Sete anos atrás, Silvani havia buscado informação com o então pároco da cidade, que afirmou que o filho poderia participar da primeira comunhão. (Foto: Miro de Souza)

Houve um clima de constrangimento na igreja. A mãe, parentes do garoto e fiéis ficaram revoltados com a atitude do padre.

Bom Princípio tem cerca de 12 mil habitantes e fica a 76 km de Porto Alegre, a capital.

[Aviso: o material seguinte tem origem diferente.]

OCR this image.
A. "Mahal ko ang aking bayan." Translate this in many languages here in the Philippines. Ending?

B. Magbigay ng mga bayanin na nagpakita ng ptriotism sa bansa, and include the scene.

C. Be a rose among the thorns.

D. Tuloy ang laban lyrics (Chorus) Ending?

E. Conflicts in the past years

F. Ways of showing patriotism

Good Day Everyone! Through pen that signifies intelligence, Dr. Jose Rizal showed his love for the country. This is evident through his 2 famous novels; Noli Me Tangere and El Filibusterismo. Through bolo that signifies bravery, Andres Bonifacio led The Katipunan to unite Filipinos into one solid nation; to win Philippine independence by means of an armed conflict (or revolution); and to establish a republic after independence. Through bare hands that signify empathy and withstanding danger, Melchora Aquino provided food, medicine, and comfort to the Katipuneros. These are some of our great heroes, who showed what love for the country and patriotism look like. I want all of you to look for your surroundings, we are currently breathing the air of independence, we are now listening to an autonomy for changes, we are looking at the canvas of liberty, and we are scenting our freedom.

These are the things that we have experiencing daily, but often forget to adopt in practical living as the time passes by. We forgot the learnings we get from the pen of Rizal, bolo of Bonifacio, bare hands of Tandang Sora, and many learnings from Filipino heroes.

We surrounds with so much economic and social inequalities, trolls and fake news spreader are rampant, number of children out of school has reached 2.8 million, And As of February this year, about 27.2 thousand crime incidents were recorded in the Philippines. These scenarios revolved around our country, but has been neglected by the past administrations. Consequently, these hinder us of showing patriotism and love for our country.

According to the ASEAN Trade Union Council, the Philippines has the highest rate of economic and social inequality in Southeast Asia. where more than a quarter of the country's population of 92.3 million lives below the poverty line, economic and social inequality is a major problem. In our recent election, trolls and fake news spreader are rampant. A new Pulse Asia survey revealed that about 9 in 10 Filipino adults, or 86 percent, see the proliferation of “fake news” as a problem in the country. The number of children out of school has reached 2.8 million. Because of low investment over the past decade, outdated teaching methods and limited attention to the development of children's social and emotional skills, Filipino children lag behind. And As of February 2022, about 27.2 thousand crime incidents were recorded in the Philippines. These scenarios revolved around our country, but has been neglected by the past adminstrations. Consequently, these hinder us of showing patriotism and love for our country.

Maldaner afirmou ter sido informada pela paróquia havia sete anos que não haveria nenhum problema na primeira comunhão do filho. Disse que há dois meses o padre Ritter confirmou que o menino poderia participar da celebração, desde que ele entendesse o sentido desse sacramento.

A mãe disse que preparou o menino nos últimos meses, mas confirmou que ele recusou a hóstia em um ensaio e que foi marcado um segundo teste, que não ocorreu porque o padre não compareceu. “Como não houve mais nenhuma manifestação [do padre], achei que estava tudo certo.”

Ritter disse que não houve discriminação porque sempre deixou claro que o garoto poderá receber a 1ª comunhão quando estiver preparado.

Comunidade se mobiliza

A imagem dos pais do adolescente chorando durante a missa comoveu a comunidade. A festa programada foi realizada, mas em clima de tristeza. Moradores de Bom Princípio estão se mobilizando nas redes sociais, contrários a atitude do padre.

Para a família, houve preconceito por parte do religioso. O pai, o agricultor Letus Maldaner, 56 anos, afirma que espera que o filho participe da eucaristia, mas com outro padre.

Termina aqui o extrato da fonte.